The Problem
Your RAG pipeline retrieves the right documents and produces correct answers, but there is no way for the user to verify where the information came from. In a business setting—legal, finance, compliance—unattributed answers are worthless. Users need to see which document backs each claim so they can verify, audit, and trust the output. The current pipeline strips source metadata during retrieval and the prompt never asks the LLM to cite anything. Your job is to preserve source metadata through the pipeline and instruct the LLM to cite the source document for every factual claim.
Examples
Example 1
User input: What was the revenue growth?
Current (bad) output: The company's revenue grew 40% year-over-year in Q3 2024. (No citation — user has no idea which report this came from.)

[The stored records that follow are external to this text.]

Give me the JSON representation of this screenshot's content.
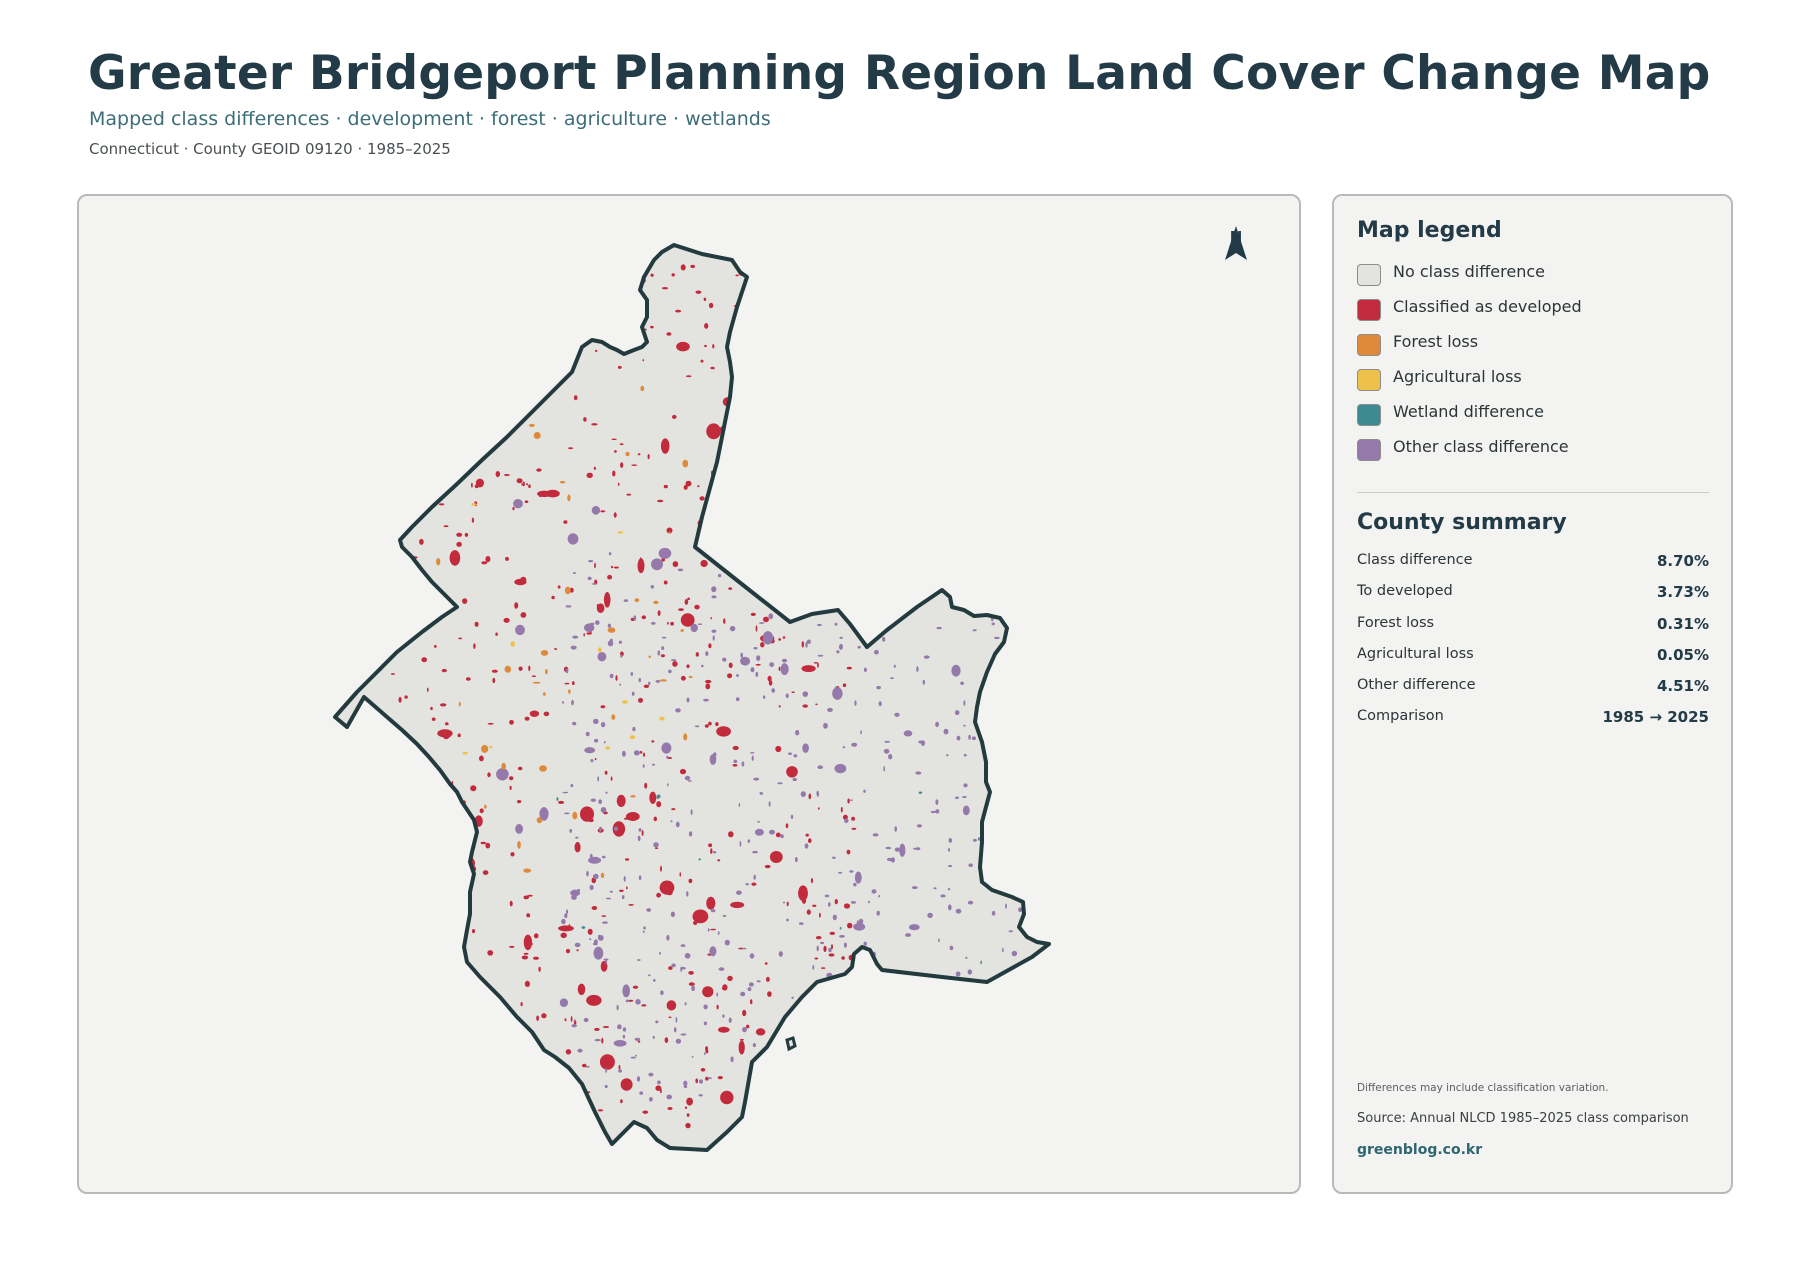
{
  "header": {
    "title": "Greater Bridgeport Planning Region Land Cover Change Map",
    "subtitle": "Mapped class differences · development · forest · agriculture · wetlands",
    "meta": "Connecticut · County GEOID 09120 · 1985–2025"
  },
  "map": {
    "north_label": "N",
    "colors": {
      "no_difference": "#e3e3df",
      "developed": "#c22b3c",
      "forest_loss": "#de8a3a",
      "agricultural_loss": "#eec24a",
      "wetland": "#3e8a93",
      "other": "#9479aa",
      "boundary": "#233a3f"
    }
  },
  "legend": {
    "title": "Map legend",
    "items": [
      {
        "label": "No class difference",
        "color": "#e3e3df"
      },
      {
        "label": "Classified as developed",
        "color": "#c22b3c"
      },
      {
        "label": "Forest loss",
        "color": "#de8a3a"
      },
      {
        "label": "Agricultural loss",
        "color": "#eec24a"
      },
      {
        "label": "Wetland difference",
        "color": "#3e8a93"
      },
      {
        "label": "Other class difference",
        "color": "#9479aa"
      }
    ]
  },
  "summary": {
    "title": "County summary",
    "rows": [
      {
        "label": "Class difference",
        "value": "8.70%"
      },
      {
        "label": "To developed",
        "value": "3.73%"
      },
      {
        "label": "Forest loss",
        "value": "0.31%"
      },
      {
        "label": "Agricultural loss",
        "value": "0.05%"
      },
      {
        "label": "Other difference",
        "value": "4.51%"
      },
      {
        "label": "Comparison",
        "value": "1985 → 2025"
      }
    ]
  },
  "footer": {
    "note": "Differences may include classification variation.",
    "source": "Source: Annual NLCD 1985–2025 class comparison",
    "brand": "greenblog.co.kr"
  }
}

Expected (good) output: The company's revenue grew 40% year-over-year in Q3 2024. [Source: earnings_report_q3.pdf]
Example 2
User input: When is the new product launching?
Current (bad) output: The new product launch is scheduled for March 2025.
Expected (good) output: The new product launch is scheduled for March 2025. [Source: product_roadmap.pdf]
Example 3
User input: How are employees feeling about the company?
Current (bad) output: Employee satisfaction scores improved to 4.5 out of 5.
Expected (good) output: Employee satisfaction scores improved to 4.5/5 in the latest survey. [Source: hr_annual_review.pdf]
Your Task
Modify the RAG pipeline so that:
- Source metadata (document name/ID) is preserved when documents are retrieved.
- Retrieved context passed to the LLM includes source identifiers alongside the content.
- The LLM prompt instructs the model to cite the source for every factual claim.
- The final answer is readable and naturally incorporates citations.
Evaluation
Submissions are checked for the following:
- Cites sources for claims: Every factual claim in the answer includes a reference to the source document.
- Citations are accurate: Citations match the actual source documents that contained the information.
- Output remains readable: The answer is still natural and easy to read despite including citations.